Shorts VTOL
Shorts VTOL

Ulster Folk and Transport Museums

National Museums Northern IrelandRailway museums in Northern IrelandFolk museums in the United KingdomOpen-air museums in Northern IrelandMuseums in County Down
4 min read

Walk through the door of a terraced house in the recreated town of Ballycultra, and smoke is rising from an open hearth. A printer works a hand press in the next building. Across the road, a church bell hangs silent above an empty pew. None of this is where it was originally built. Every structure in the Ulster Folk Museum was dismantled somewhere in Ireland, transported to this 136-acre estate near Cultra, and reassembled brick by brick. The museum exists because someone in the 1950s realised that the rural Northern Ireland of thatched cottages and hand-forged tools was disappearing, and that once it was gone, no amount of nostalgia could bring it back.

Saving a Vanishing World

The Ulster Folk Museum was authorised by an Act of the Northern Ireland Parliament and acquired the former estate of Sir Robert Kennedy in 1961. It opened to the public three years later, with a mission to preserve a way of life being erased by urbanisation and industrialisation. The approach was radical: rather than displaying artefacts behind glass, the museum collected entire buildings from across Ireland and reconstructed them on the rolling Cultra grounds. Visitors stroll through an early-twentieth-century countryside of farms, cottages, crops, and livestock, then enter Ballycultra, a typical Ulster town complete with shops, churches, terraced housing, and a tea room. Staff demonstrate open-hearth cooking, printing, needlework, and traditional Irish crafts. The museum also holds Northern Ireland's main film, photographic, television, and sound archives, including the BBC Northern Ireland broadcasting archive and over 2,000 hours of Irish-language radio from RTe Raidio na Gaeltachta.
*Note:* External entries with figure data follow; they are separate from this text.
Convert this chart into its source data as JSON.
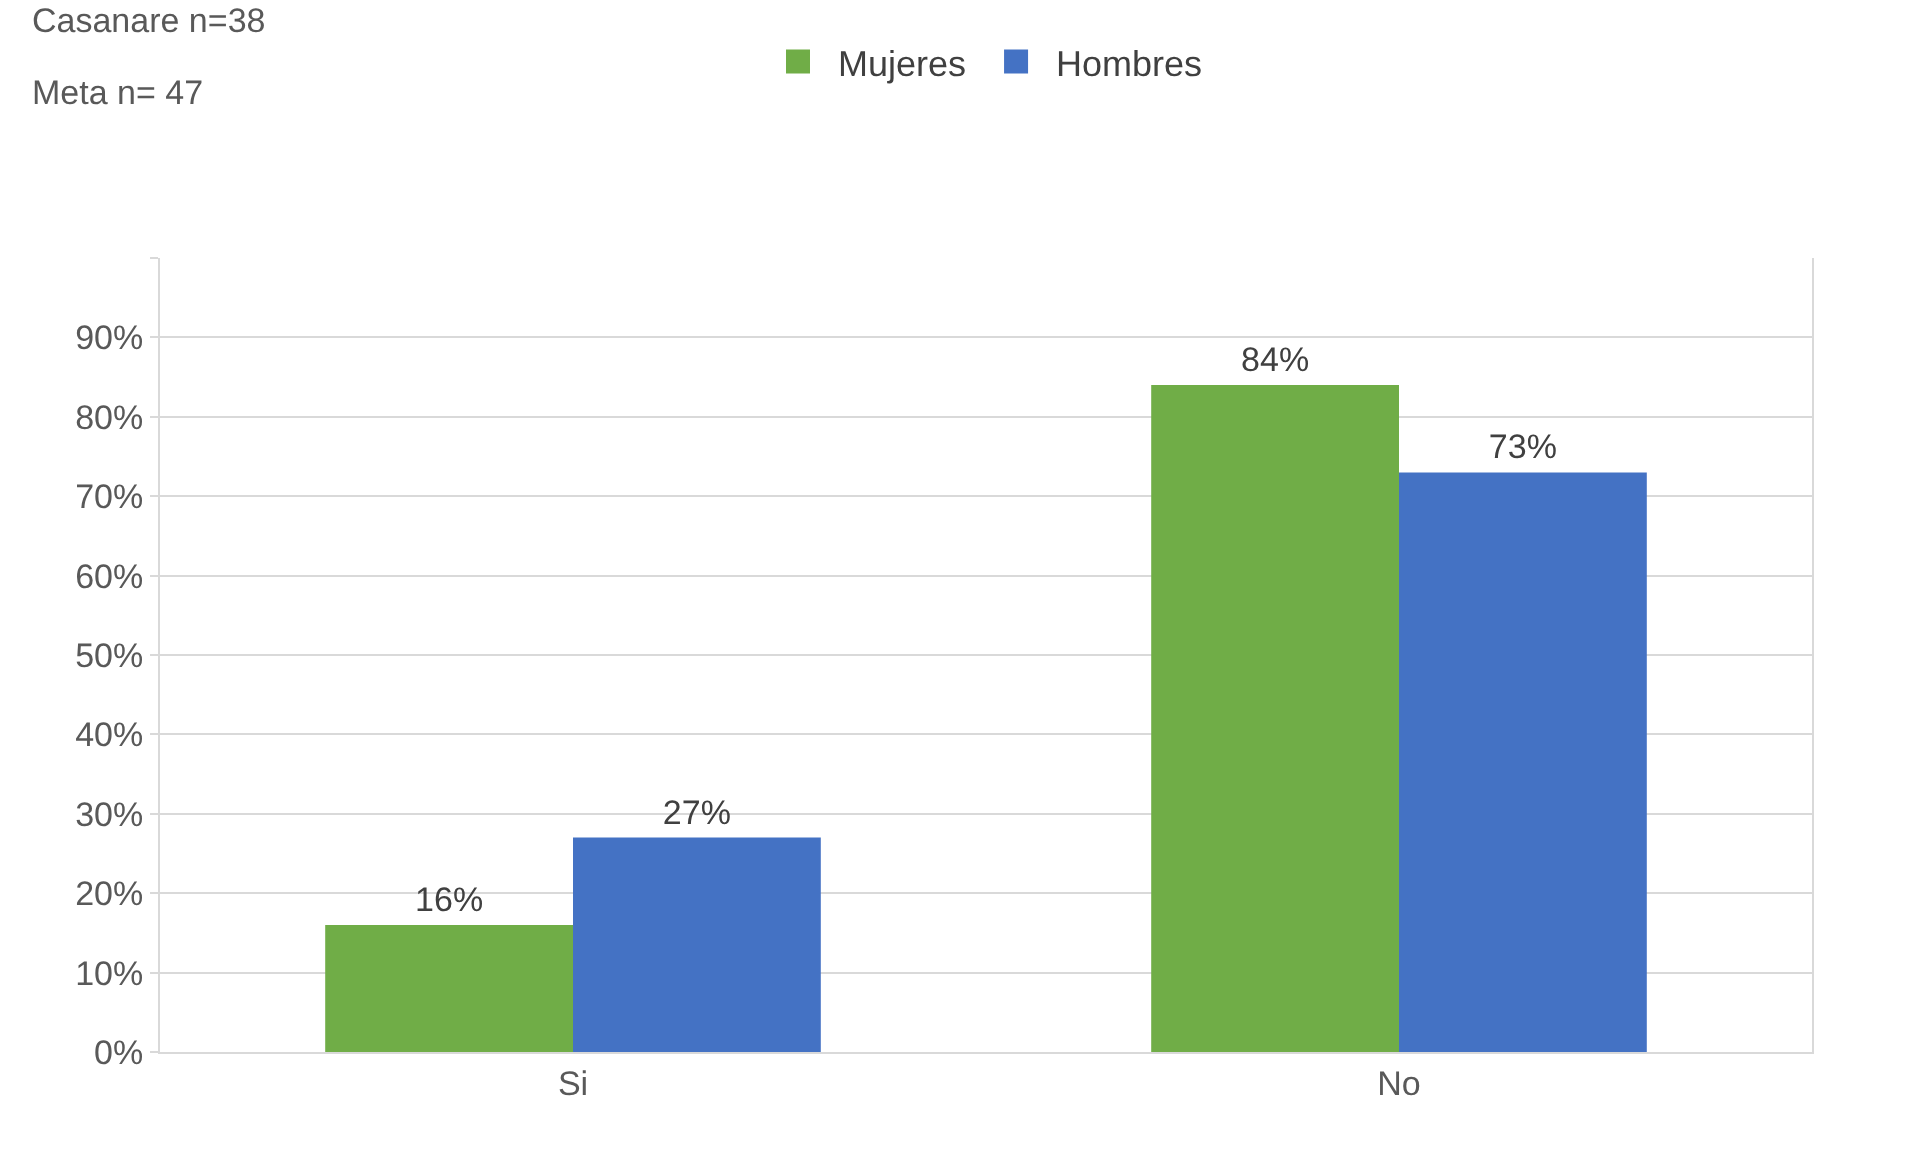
{
  "chart_data": {
    "type": "bar",
    "categories": [
      "Si",
      "No"
    ],
    "series": [
      {
        "name": "Mujeres",
        "color": "#70ad47",
        "values": [
          16,
          84
        ],
        "value_labels": [
          "16%",
          "84%"
        ]
      },
      {
        "name": "Hombres",
        "color": "#4472c4",
        "values": [
          27,
          73
        ],
        "value_labels": [
          "27%",
          "73%"
        ]
      }
    ],
    "ylim": [
      0,
      100
    ],
    "yticks": [
      {
        "value": 0,
        "label": "0%"
      },
      {
        "value": 10,
        "label": "10%"
      },
      {
        "value": 20,
        "label": "20%"
      },
      {
        "value": 30,
        "label": "30%"
      },
      {
        "value": 40,
        "label": "40%"
      },
      {
        "value": 50,
        "label": "50%"
      },
      {
        "value": 60,
        "label": "60%"
      },
      {
        "value": 70,
        "label": "70%"
      },
      {
        "value": 80,
        "label": "80%"
      },
      {
        "value": 90,
        "label": "90%"
      },
      {
        "value": 100,
        "label": null
      }
    ],
    "annotations": [
      "Casanare n=38",
      "Meta n= 47"
    ],
    "grid": "y",
    "legend": "top"
  }
}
The DeLorean and the Locomotive

Across the road from the Folk Museum, the Ulster Transport Museum tells a different story about Irish ingenuity and ambition. Its origins lie in Belfast Corporation's collection of historic transport items, first exhibited in a former engine shed near Queen's Quay station in the 1950s. The collection moved to Witham Street in 1962, merged with the Folk Museum in 1967, and eventually settled into purpose-built galleries at Cultra in the 1990s. Among its most famous exhibits is a DMC DeLorean, the sports car manufactured in Belfast by the DeLorean Motor Company and immortalised by Back to the Future. The car represents one of Belfast's most spectacular industrial gambles -- and one of its most famous failures. Nearby sits Great Southern Railways locomotive No. 800 Maedbe, one of the three largest and most powerful steam engines ever built and run in Ireland.

Wings, Hulls, and Handlebars

The Transport Museum's scope extends well beyond roads and rails. Ireland's largest railway collection fills an entire gallery with steam locomotives, passenger carriages, goods wagons, and 150 years of memorabilia. The road transport galleries display everything from bicycles to trams to early Formula 1 racing cars. In October 2023, a collection of seven racing motorbikes from local legends, including the great Joey Dunlop, opened in the Driven gallery. On the nautical side, a permanent Titanic exhibition documents the construction and loss of the ship built just a few miles away at Harland and Wolff, while the 120-ton steel schooner Result sits in the grounds. The sole aircraft on display is uniquely significant: a Short SC.1, an experimental vertical take-off aeroplane manufactured by Shorts of Belfast. Only two were ever built. This one, XG905, crashed in 1963 and killed its pilot, but was repaired, flown again, and eventually preserved here.

Two Museums, One Estate

Now operating as two separate museums within the National Museums NI network, the Folk and Transport Museums occupy a combined 176 acres along the shore of Belfast Lough. The site is reachable by train from Belfast on the Bangor line, with Cultra station a short walk from the entrance. The museums rank among Ireland's foremost visitor attractions and hold the distinction of being a former Irish Museum of the Year. What makes the pair unusual is their complementary vision: one preserves the world that was vanishing, the other celebrates the machines that were transforming it. Together they form an honest portrait of a society caught between tradition and modernity, between the handloom and the assembly line, between the thatch roof and the stainless steel fuselage.

From the Air

Located at 54.65°N, 5.80°W in Cultra, on the southern shore of Belfast Lough, approximately 11 km east of Belfast city centre. The estate grounds are visible as a large green area along the lough shore. Belfast City Airport (EGAC) is approximately 7 km to the west. Cultra railway station on the Belfast-Bangor line serves the site.